While rate cuts may be positive news for stock investors, they are not without negative consequences. Low rates have been known to exacerbate the effects of inflation, and lead to the proliferation of “Zombie Companies.




Nvidia has been the darling of tech investors due to the quality of its semiconductors and Graphics Processing Units (GPUs) used by artificial intelligence (AI) companies. Since the release of ChatGPT by OpenAI, investors have been optimistic about the explosive growth of the AI sector, boosting Nvidia’s prospects.

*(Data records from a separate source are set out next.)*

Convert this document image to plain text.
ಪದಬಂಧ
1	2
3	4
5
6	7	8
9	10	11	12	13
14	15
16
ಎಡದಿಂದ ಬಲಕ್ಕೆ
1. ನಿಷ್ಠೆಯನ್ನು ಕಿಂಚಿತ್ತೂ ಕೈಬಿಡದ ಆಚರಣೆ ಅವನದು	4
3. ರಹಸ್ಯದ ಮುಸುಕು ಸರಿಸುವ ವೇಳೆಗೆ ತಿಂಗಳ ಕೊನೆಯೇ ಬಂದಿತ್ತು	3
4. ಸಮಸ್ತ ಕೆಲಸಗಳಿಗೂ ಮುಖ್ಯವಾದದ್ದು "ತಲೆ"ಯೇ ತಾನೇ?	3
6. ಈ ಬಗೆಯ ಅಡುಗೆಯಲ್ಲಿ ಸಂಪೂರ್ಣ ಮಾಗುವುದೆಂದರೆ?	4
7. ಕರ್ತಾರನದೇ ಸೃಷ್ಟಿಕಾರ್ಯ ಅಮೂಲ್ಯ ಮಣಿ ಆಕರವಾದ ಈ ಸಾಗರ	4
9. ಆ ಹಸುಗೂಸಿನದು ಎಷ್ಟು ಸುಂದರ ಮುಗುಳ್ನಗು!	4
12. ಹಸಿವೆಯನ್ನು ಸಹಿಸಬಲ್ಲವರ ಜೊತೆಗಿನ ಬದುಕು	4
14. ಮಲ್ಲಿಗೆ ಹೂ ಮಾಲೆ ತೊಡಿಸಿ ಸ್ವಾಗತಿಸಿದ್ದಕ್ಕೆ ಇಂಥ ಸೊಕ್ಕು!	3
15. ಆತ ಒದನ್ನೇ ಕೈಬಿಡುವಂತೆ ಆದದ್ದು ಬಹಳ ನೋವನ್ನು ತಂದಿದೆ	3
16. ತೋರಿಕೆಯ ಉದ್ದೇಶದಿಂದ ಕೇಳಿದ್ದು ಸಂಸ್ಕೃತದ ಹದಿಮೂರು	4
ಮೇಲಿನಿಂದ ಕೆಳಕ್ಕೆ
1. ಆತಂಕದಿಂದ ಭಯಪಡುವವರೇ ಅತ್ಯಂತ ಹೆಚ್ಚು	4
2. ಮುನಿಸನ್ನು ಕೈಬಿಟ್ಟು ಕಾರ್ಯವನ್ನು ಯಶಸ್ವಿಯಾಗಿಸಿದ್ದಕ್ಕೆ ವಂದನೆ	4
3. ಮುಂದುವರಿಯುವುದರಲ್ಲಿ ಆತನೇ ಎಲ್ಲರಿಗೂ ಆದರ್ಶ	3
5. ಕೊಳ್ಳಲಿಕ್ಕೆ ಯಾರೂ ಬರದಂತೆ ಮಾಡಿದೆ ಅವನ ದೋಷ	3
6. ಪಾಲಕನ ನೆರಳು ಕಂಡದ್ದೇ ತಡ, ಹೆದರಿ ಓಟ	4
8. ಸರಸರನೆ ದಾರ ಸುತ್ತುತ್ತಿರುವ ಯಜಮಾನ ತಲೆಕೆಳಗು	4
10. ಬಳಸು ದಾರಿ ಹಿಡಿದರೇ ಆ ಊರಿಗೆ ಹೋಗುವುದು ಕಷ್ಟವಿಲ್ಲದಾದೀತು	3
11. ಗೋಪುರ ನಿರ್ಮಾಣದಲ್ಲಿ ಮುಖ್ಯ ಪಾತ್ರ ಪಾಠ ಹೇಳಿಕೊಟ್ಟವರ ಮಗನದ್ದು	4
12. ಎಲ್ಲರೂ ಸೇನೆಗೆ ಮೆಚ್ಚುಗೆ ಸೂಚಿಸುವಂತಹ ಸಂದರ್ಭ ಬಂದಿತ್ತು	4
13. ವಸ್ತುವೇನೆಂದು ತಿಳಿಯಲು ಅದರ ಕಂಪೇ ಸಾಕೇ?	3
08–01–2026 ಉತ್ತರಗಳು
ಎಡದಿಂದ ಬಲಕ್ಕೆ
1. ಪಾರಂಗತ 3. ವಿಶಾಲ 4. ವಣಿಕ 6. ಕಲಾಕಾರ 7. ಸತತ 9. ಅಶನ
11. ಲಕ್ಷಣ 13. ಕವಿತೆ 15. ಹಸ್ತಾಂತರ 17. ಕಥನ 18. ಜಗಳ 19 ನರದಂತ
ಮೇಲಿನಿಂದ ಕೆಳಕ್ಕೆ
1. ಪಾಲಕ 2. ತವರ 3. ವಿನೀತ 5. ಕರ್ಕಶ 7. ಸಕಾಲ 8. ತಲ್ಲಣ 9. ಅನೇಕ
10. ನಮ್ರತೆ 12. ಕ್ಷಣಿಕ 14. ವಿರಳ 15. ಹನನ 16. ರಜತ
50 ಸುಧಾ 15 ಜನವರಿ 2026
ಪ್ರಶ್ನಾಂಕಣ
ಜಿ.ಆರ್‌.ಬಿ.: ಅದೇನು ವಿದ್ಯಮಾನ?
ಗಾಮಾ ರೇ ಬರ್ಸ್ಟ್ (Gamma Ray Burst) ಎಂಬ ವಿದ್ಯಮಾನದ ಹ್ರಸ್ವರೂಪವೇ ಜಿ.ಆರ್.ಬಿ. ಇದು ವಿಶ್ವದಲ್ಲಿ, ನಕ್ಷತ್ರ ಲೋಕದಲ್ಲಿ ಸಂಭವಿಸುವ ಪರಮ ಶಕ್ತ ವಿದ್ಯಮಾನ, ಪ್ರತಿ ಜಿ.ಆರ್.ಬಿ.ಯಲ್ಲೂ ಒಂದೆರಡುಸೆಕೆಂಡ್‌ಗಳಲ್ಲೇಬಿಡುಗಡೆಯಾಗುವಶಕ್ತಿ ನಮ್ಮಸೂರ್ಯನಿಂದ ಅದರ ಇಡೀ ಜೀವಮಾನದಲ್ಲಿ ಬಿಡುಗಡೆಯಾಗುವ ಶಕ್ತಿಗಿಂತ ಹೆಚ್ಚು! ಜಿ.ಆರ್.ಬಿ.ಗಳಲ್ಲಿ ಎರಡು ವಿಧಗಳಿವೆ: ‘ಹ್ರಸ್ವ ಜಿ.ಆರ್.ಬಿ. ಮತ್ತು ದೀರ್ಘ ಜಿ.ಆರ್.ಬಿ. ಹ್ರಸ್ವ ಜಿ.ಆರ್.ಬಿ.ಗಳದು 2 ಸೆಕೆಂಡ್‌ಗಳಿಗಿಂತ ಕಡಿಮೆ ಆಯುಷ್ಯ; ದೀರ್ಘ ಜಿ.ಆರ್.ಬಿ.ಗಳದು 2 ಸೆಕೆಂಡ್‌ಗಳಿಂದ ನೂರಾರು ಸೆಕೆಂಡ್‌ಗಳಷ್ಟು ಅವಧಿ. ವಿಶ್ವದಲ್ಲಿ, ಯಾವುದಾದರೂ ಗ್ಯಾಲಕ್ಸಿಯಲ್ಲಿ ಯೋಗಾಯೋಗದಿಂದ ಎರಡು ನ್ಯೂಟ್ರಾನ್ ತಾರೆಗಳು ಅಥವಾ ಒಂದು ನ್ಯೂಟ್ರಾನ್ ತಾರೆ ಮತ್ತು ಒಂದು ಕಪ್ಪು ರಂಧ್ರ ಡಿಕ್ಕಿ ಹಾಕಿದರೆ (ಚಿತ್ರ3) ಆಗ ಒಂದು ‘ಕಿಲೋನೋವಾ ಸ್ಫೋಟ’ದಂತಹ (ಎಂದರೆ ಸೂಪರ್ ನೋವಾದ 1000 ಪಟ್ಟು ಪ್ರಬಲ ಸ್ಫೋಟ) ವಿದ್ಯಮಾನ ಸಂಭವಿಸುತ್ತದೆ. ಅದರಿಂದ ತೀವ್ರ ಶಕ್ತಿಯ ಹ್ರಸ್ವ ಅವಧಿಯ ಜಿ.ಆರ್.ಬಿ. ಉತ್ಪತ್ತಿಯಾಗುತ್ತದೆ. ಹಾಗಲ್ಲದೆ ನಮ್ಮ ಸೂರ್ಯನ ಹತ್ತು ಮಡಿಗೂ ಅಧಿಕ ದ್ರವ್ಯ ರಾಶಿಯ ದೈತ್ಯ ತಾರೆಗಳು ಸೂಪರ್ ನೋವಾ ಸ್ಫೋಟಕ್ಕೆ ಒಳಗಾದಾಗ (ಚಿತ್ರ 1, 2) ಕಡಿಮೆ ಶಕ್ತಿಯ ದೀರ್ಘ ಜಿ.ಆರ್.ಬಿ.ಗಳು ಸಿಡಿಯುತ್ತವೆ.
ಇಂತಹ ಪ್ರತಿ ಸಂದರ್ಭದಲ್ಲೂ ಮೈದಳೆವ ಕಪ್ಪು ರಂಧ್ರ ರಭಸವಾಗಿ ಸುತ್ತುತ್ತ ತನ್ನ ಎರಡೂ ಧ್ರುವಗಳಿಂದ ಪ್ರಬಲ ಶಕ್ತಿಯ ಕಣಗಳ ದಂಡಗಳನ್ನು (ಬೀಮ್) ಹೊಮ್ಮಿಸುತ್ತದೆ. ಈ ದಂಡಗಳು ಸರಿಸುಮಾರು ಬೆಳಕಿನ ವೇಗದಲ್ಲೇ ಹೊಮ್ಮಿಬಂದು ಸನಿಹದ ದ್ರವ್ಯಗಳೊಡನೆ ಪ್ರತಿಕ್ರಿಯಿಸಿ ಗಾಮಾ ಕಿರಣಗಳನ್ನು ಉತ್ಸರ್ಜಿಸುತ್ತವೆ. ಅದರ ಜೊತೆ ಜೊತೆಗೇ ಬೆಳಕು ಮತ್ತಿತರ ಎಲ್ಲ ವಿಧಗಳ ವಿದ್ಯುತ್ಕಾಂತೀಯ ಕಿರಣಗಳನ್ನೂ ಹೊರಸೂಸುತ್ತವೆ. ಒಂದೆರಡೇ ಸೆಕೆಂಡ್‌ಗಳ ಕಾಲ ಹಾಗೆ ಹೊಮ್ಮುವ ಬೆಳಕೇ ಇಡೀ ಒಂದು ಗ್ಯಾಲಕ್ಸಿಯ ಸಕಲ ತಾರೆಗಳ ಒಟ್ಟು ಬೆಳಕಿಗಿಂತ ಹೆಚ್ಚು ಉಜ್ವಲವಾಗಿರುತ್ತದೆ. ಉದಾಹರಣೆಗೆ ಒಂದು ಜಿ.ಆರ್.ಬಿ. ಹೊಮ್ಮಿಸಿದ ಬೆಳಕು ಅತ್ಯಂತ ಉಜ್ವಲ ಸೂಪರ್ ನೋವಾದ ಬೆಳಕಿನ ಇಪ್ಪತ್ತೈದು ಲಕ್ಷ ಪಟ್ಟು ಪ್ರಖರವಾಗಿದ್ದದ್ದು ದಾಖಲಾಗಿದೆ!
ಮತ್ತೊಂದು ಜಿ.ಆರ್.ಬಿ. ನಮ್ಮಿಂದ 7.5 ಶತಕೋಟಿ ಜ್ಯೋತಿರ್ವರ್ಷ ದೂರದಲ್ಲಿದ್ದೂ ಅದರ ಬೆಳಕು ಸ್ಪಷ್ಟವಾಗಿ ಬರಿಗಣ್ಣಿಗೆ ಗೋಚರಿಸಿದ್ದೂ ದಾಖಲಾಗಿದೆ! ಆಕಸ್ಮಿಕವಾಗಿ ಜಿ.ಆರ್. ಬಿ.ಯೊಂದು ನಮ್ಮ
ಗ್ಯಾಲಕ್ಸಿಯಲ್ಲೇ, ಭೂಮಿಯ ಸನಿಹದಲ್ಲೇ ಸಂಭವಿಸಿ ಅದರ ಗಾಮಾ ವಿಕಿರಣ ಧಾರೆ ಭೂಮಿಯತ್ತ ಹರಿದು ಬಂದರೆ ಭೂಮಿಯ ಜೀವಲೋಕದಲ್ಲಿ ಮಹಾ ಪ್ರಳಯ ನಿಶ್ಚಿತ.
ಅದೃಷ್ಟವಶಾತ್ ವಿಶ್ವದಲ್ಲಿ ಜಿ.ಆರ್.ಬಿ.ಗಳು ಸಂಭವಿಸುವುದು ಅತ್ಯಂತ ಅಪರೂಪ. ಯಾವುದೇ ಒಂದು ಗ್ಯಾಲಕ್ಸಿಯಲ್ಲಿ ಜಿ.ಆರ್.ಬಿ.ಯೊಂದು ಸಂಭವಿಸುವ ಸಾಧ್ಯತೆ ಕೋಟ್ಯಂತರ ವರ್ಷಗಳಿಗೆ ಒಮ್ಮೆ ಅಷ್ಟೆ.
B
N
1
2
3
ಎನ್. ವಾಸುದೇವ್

From the 3rd quarter of 2023 to the 2nd quarter of 2024, Nvidia has seen explosive growth in both revenue and earnings. Revenue nearly doubled from $13.51 billion to $26.04 billion, and their profit margin increased from 45.8 percent to 57.1 percent.

Nvidia retreated off of the all-time high on Thursday and closed trading on Friday at $1,208.88 per share.

Though the company has seen incredible financial performance recently, it is trading at a 70.74 price-to-earnings (PE) ratio, meaning the company would need to maintain its current profit levels for almost 71 years to produce total profits equal to their market valuation. Microsoft is currently trading around a 36.57 PE ratio, and Apple is trading at a 30.24 PE ratio.

In May, the company announced a 10-1 stock split, which would make shares more affordable for retail investors. A few months ago, Nvidia announced the next generation of their chips designed for AI, which will be four times faster than their flagship H100 chip.